Background Internet and telephone treatments for smoking cessation can reach large numbers of smokers. There is little research on their costs and the impact of adherence on costs and effects.

Objective To conduct an economic evaluation of The iQUITT Study, a randomised trial comparing Basic Internet, Enhanced Internet and Enhanced Internet plus telephone counselling (‘Phone’) at 3, 6, 12 and 18 months.

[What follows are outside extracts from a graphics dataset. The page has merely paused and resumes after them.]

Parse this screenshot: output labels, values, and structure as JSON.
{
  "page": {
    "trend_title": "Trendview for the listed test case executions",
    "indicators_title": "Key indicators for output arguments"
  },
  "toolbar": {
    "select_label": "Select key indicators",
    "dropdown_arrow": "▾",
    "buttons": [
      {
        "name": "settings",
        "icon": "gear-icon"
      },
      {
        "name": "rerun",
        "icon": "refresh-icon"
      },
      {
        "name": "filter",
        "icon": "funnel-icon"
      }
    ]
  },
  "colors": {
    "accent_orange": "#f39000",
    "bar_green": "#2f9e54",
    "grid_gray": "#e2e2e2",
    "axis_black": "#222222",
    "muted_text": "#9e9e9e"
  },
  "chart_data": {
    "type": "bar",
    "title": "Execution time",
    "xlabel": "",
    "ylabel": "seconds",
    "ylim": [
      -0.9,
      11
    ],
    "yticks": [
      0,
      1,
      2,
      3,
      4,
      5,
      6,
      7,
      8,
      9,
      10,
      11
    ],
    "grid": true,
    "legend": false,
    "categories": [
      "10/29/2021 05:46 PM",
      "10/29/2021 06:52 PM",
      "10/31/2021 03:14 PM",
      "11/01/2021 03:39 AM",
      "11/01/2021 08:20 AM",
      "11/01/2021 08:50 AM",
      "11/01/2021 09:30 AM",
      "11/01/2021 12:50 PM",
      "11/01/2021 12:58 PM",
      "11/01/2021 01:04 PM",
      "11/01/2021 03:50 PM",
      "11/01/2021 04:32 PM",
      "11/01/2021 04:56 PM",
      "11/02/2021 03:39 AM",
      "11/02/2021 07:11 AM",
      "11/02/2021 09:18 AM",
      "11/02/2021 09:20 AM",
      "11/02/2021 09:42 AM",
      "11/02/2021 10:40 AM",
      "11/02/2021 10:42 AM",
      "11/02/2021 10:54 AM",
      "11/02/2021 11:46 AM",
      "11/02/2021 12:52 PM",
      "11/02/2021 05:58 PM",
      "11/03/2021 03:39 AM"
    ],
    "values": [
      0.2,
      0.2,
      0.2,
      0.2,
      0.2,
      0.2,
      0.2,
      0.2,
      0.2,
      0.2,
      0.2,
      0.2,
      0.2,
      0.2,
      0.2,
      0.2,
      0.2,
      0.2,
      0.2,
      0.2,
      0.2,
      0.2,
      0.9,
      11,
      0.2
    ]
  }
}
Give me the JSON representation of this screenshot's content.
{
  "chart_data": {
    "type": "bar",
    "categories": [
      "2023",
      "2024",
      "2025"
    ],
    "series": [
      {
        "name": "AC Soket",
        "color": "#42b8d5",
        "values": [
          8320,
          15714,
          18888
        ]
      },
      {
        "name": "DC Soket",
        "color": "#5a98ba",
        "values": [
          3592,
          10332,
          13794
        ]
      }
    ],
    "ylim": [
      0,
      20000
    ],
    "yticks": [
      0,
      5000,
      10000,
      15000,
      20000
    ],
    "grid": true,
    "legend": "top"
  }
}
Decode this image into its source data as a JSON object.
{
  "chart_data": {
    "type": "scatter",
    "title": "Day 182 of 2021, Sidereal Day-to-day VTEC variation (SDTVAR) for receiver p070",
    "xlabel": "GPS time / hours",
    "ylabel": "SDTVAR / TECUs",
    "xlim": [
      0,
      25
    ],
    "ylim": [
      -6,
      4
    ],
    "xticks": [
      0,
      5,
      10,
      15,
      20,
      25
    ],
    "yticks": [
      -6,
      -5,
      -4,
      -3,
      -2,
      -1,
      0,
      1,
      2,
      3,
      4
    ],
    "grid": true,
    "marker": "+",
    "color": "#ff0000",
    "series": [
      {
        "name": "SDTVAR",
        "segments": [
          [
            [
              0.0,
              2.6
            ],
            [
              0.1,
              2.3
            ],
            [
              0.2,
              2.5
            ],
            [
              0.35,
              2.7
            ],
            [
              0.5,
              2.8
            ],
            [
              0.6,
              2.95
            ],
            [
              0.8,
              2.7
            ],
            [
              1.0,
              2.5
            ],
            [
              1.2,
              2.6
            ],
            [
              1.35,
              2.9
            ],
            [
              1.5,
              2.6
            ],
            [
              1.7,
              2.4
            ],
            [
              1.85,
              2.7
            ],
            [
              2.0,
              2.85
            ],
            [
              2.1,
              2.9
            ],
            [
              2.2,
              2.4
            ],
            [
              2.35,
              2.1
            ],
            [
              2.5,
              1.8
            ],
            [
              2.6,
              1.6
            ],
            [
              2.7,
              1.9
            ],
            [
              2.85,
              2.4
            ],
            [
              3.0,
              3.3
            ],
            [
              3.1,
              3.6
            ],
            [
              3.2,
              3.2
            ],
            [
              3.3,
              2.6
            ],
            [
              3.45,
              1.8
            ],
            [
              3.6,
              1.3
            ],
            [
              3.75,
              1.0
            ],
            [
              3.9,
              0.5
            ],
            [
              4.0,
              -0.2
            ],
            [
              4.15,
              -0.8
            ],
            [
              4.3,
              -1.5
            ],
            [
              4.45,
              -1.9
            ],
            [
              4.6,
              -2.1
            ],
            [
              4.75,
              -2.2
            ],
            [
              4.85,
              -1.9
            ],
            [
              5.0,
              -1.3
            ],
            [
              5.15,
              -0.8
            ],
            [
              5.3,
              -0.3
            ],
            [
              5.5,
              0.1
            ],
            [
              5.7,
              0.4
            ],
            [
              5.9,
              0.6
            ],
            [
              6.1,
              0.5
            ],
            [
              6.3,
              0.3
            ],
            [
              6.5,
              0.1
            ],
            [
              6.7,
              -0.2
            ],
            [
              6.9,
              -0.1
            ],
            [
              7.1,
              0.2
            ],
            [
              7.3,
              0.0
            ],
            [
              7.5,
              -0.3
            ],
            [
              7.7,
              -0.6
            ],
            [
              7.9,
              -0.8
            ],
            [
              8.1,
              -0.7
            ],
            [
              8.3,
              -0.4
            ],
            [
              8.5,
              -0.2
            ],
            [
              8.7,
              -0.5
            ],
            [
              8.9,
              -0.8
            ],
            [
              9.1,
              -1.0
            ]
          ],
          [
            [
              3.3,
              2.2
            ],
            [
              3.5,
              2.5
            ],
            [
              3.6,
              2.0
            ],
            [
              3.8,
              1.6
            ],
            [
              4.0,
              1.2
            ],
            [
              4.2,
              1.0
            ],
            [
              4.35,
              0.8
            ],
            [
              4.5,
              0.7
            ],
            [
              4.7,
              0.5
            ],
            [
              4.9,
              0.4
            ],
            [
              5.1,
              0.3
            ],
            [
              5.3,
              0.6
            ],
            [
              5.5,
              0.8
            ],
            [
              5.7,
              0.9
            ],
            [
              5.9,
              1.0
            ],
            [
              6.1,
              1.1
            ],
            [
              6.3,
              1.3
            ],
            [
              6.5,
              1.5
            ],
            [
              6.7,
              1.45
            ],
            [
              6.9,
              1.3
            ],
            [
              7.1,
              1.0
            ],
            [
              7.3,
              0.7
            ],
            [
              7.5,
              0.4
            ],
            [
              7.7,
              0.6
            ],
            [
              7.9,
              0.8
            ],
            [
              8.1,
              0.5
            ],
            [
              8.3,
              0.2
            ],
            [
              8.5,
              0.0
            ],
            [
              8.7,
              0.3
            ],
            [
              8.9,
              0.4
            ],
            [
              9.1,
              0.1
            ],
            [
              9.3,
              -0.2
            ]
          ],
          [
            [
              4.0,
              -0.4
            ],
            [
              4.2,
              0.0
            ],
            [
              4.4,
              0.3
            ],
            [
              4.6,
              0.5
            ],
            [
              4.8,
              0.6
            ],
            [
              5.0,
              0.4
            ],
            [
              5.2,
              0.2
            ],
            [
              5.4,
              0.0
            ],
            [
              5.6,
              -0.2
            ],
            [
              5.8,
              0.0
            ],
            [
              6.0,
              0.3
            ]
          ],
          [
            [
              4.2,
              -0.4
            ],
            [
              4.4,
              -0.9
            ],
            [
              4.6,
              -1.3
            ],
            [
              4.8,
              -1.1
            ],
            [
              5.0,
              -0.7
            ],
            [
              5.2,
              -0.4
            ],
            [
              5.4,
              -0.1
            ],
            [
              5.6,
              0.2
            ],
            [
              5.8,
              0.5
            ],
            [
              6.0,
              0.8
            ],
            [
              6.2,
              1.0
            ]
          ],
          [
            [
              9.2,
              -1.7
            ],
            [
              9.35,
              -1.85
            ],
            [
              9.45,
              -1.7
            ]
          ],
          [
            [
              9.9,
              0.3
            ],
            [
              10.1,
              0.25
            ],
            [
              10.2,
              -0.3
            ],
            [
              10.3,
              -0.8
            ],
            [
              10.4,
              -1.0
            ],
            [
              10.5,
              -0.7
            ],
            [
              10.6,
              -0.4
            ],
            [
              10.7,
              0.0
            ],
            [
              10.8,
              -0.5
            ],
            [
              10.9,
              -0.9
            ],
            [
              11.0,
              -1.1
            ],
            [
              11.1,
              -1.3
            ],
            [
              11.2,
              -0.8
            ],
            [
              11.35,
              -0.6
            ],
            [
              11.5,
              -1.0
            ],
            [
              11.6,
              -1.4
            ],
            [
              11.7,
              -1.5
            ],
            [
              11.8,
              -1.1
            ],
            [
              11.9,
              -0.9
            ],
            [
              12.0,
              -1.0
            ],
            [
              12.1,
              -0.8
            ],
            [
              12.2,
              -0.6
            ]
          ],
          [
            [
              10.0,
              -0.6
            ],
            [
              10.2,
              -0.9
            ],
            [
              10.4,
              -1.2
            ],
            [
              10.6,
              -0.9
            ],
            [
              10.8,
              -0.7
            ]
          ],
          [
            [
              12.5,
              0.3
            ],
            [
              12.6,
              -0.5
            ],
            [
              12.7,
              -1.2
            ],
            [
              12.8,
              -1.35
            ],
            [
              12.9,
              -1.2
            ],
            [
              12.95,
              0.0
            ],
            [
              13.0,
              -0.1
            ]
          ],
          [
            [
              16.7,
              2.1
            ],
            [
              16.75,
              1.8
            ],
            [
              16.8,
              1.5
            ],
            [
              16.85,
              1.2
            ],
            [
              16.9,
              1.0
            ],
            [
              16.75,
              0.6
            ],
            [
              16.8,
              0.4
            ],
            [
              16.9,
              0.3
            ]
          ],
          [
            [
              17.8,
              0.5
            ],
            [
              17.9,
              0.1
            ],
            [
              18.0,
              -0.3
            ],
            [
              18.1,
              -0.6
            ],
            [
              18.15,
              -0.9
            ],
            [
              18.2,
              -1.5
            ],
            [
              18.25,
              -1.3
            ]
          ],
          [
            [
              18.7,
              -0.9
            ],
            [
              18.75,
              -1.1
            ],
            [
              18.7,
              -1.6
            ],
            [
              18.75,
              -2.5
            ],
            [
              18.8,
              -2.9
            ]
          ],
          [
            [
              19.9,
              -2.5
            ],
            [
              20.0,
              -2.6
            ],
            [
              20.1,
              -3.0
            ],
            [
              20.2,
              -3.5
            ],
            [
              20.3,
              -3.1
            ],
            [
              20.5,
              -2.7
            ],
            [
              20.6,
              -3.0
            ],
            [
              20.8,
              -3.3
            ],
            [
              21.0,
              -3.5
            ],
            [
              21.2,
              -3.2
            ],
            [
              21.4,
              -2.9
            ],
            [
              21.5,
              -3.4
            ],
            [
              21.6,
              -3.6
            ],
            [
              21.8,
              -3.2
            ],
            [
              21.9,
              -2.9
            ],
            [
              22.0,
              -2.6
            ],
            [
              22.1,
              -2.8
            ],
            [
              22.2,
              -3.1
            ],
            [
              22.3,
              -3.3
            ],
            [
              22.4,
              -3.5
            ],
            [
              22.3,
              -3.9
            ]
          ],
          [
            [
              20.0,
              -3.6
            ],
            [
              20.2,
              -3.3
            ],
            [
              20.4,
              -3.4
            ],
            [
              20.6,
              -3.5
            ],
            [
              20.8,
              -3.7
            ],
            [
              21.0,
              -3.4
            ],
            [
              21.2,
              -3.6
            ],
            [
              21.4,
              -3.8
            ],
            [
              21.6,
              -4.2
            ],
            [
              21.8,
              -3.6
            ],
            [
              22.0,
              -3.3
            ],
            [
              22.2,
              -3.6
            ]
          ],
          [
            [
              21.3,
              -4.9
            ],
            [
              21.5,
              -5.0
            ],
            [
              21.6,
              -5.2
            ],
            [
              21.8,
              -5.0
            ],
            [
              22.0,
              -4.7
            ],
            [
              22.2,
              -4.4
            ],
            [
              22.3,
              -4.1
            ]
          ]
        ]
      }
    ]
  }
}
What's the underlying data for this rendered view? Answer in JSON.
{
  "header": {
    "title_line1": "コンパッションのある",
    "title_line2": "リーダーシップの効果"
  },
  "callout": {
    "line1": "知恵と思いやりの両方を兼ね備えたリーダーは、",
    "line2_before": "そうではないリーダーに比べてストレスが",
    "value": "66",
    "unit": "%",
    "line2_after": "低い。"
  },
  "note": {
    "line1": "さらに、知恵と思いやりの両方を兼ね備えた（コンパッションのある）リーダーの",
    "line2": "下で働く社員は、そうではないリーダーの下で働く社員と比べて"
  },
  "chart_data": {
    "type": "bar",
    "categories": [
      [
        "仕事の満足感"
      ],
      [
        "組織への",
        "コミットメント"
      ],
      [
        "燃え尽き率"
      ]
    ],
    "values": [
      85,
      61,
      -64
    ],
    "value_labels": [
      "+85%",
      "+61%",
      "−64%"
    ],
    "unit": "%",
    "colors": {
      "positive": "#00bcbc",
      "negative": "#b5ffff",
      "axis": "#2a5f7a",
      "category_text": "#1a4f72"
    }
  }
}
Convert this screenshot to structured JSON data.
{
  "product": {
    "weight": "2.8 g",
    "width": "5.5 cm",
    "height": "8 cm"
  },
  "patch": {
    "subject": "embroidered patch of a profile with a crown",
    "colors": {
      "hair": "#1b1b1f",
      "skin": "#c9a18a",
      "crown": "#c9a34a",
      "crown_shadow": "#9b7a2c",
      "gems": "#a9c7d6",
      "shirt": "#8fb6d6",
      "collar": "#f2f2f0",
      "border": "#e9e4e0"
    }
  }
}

Methods We used a payer perspective to evaluate the average and incremental cost per quitter of the three interventions using intention-to-treat analysis of 30-day single-point prevalence and multiple-point prevalence (MPP) abstinence rates. We also examined results based on adherence. Costs included commercial charges for each intervention. Discounting was not included given the short time horizon.

Results Basic Internet had the lowest cost per quitter at all time points. In the analysis of incremental costs per additional quitter, Enhanced Internet+Phone was the most cost-effective using both single and MPP abstinence metrics. As adherence increased, the cost per quitter dropped across all arms. Costs per quitter were lowest among participants who used the ‘optimal’ level of each intervention, with an average cost per quitter at 3 months of US$7 for Basic Internet, US$164 for Enhanced Internet and US$346 for Enhanced Internet+Phone.

Conclusions ‘Optimal’ adherence to internet and combined internet and telephone interventions yields the highest number of quitters at the lowest cost. Cost-effective means of ensuring adherence to such evidence-based programmes could maximise their population-level impact on smoking prevalence.